In a statement on the college’s website, “updated” today, board chair Adolph wrote:

The College’s decisions were not carried out arbitrarily or capriciously.  Every effort was made to pursue viable alternatives to layoffs and to limit their numbers.  Extensive consideration was given over many months to ensuring that CNR will be able to continue providing the quality education and support services expected by our students.  Ultimately, the Board determined that this was only possible if tenured faculty shared in the pain of layoffs so that the burden was not disproportionately borne by non-tenured faculty and staff.

The Board and senior leadership respect and support the academic freedom to express all viewpoints and understand that this ideal serves as the foundation of an educational institution.  However, the sudden and unforeseen financial crisis that faced CNR had nothing to do with academic views or freedoms of expression – the crisis threatened the existence of the College.

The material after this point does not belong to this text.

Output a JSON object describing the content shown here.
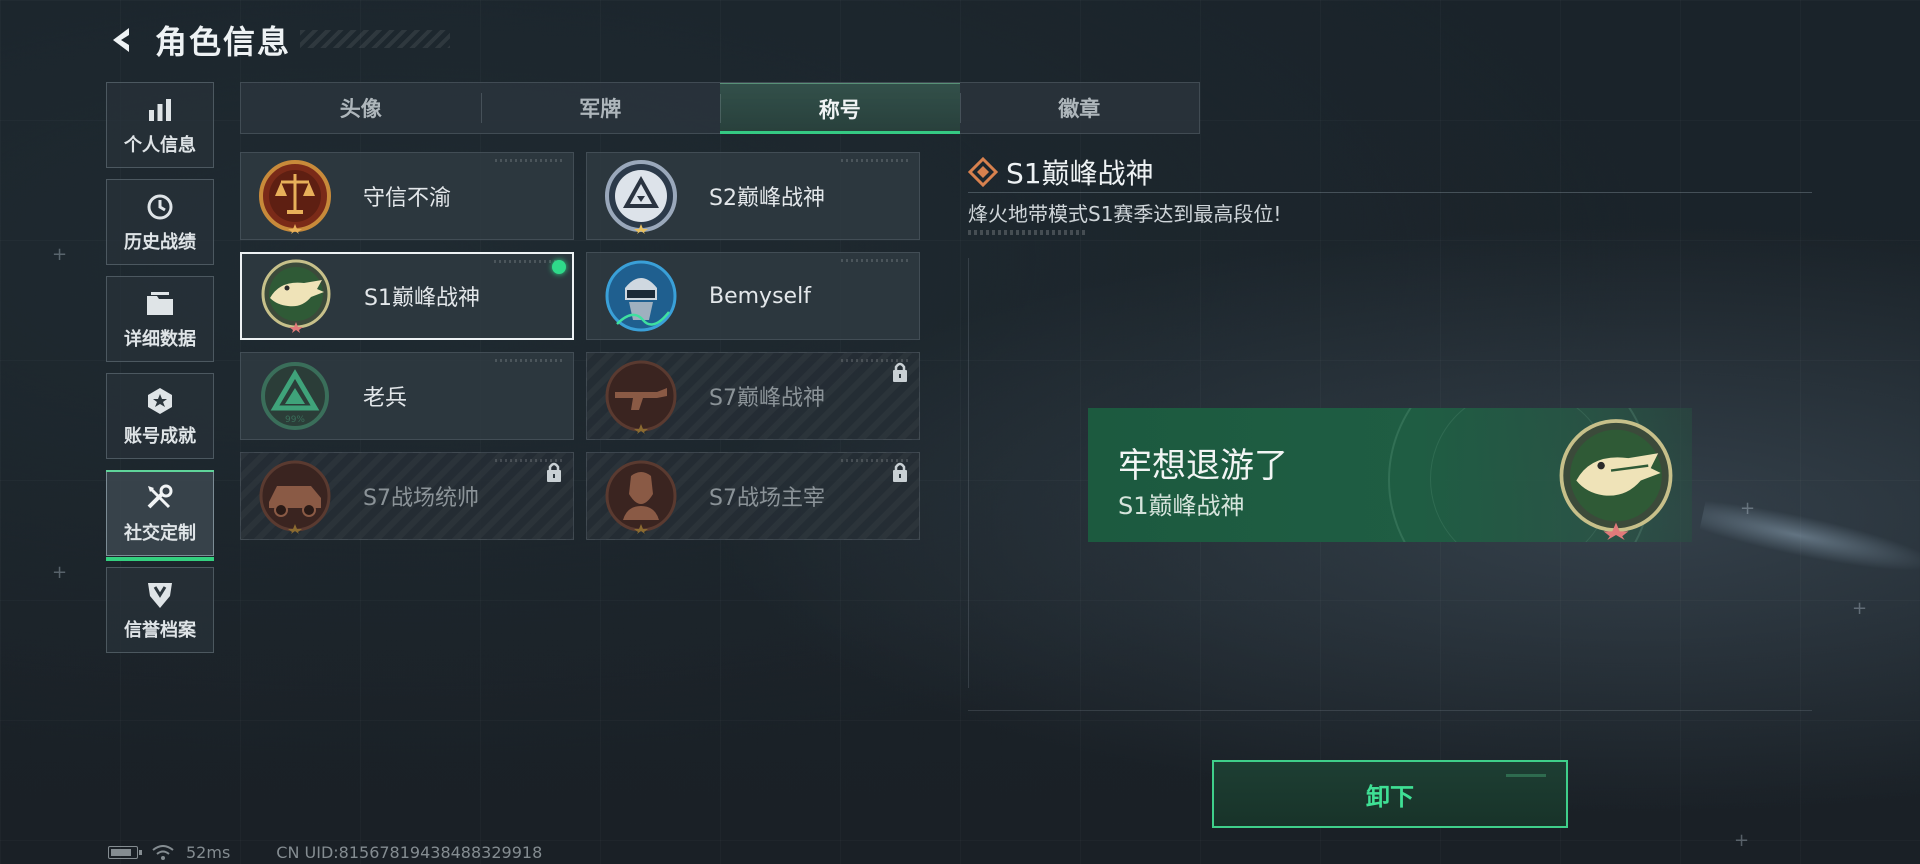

The College of New Rochelle, like Mills College, does appear to face genuine financial challenges, albeit in CNR’s case challenges created largely, it would appear, through mismanagement.  However, less clear is whether these challenges constitute a state of bona fide financial exigency and could not be addressed by less drastic means than layoffs of tenured and non-tenured faculty.  It is also less clear, should such layoffs be proven necessary, whether either college is incapable of offering appropriate notice, faculty hearings, or, if necessary, suitable severance packages in accordance with AAUP guidelines and, in CNR’s case, policies enshrined in the school’s faculty handbook.  It is not too late for them to do so.




2 thoughts on “More Tenured Faculty Are Laid Off

  1. The college counselors who work at thousands of US secondary schools should know about this, and cease recommending these schools to their students. A decrease in applications, and therefore enrollment, will of course further harm these schools’ budgets, but they are obviously not being run for student’s benefit.